What responsibilities and rights do each company have and a possible verdict?
 


I AM ALWAYS LIABLE

Senior Member
sparkssd said:
A contract was drawn and signed, excluding provisions for “Acts of God”, by Storage Co. and Construction Co. on January 1, 2000. Within is stated that Construction Co. would build a nuclear waste storage tank next to Storage Co.’s previous storage facility in downtown Austin, Texas by September 2000 after beginning in Spring 2000. In the spring of 2000 the city of Austin passed an ordinance limiting the number of workers on projects adjacent to existing nuclear storage facilities to be built. During the passing of this provision Construction Co. made no attempt to defeat the ordinance. On December 25, 2000 a blizzard destroyed the 99% completed facility.

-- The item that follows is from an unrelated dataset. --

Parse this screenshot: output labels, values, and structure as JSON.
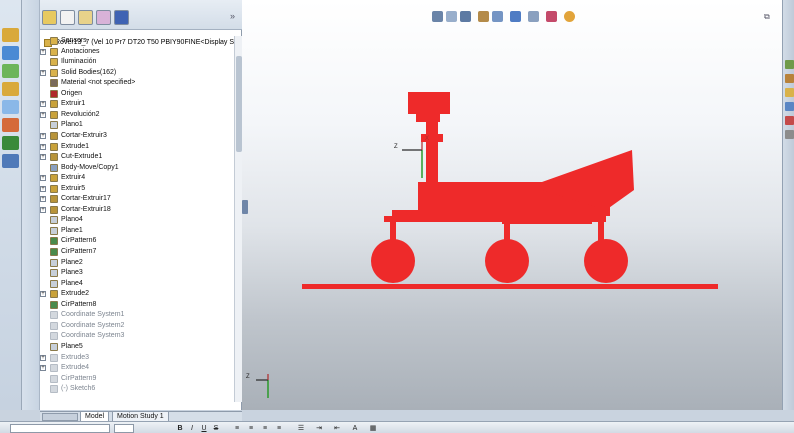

What responsibilities and rights do each company have and a possible verdict?
My response:

A specific clause for an "Act of God" is not required under the basic rules and law of contracts. An Act of God is a "frustration of purpose" which ordinarily pertains to supervening events, such as blizzards, of which no one has control.

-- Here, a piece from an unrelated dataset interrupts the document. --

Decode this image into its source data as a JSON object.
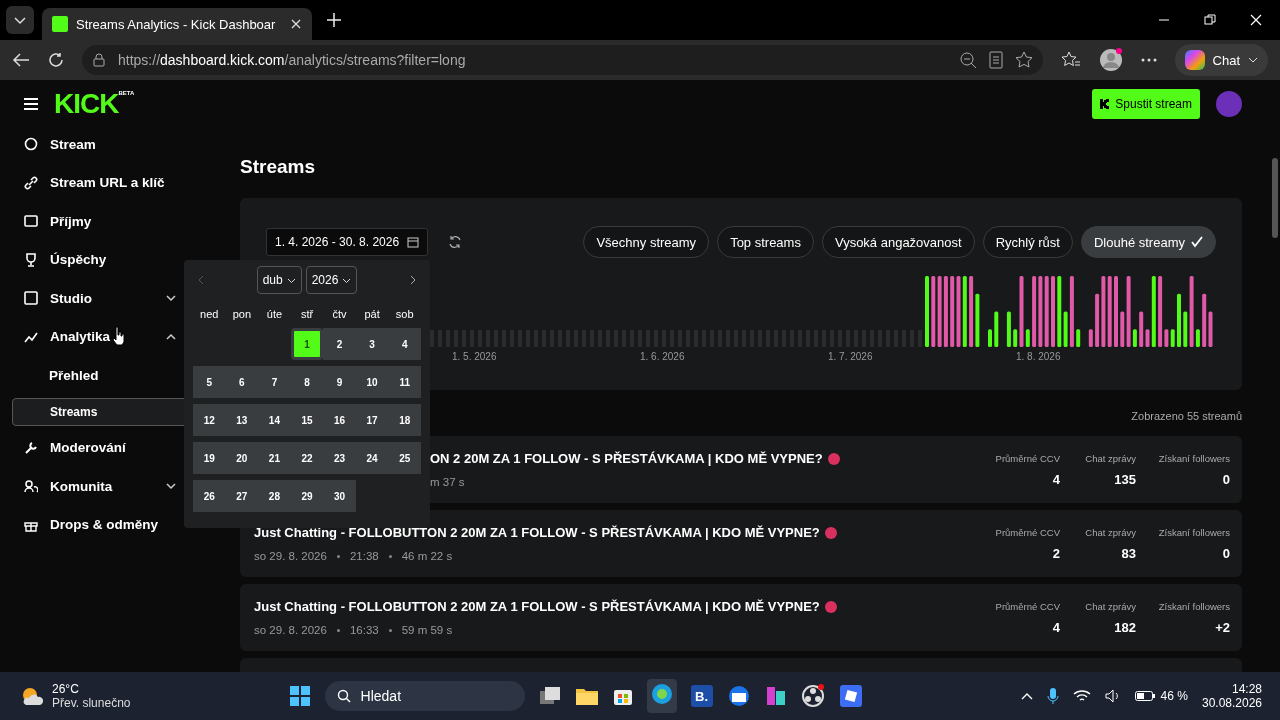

It may also be established where, at the time a contract is made, a party’s principal purpose is substantially frustrated without the party’s fault, by a fact of which the party has no reason to know and the nonexistence of which is a basic assumption on which the contract is made.

It is not enough that the transaction will become less profitable for the affected party or even inflict a loss. The frustration must be so severe that it is not fairly to be regarded as within the risks the party assumed under the contract.

So, what you're saying is that the Ordinance passage caused less employees to be at the site, which in turn, caused the project to be slowed down. But for the passage of the new Ordinance, more employees would have been on the job, and the project would have been completed, and not destroyed by the blizzard.

The contractor had no duty to "fight City Hall". That's not it's job, and it wasn't in the contract to do so. If it was anyone's duty, that duty belonged to the owner of the facility - - to protect it's own interests and the contract it had with the contractor. The contractor was merely following the law, and is an innocent party. The contractor suffered a loss "so severe that it is not fairly to be regarded as within the risks the party assumed under the contract" i.e., the blizzard destroyed the yet incomplete project.

The contractor is only doing for you, that which you could not do for yourself; i.e., build the project. If you were the one building the project, you would have lost your investment. But, the contractor is only your "agent", and not a fighter of City Hall. So, why should the contractor take the "hit" ?

The contractor is therefore entitled to payment, in full.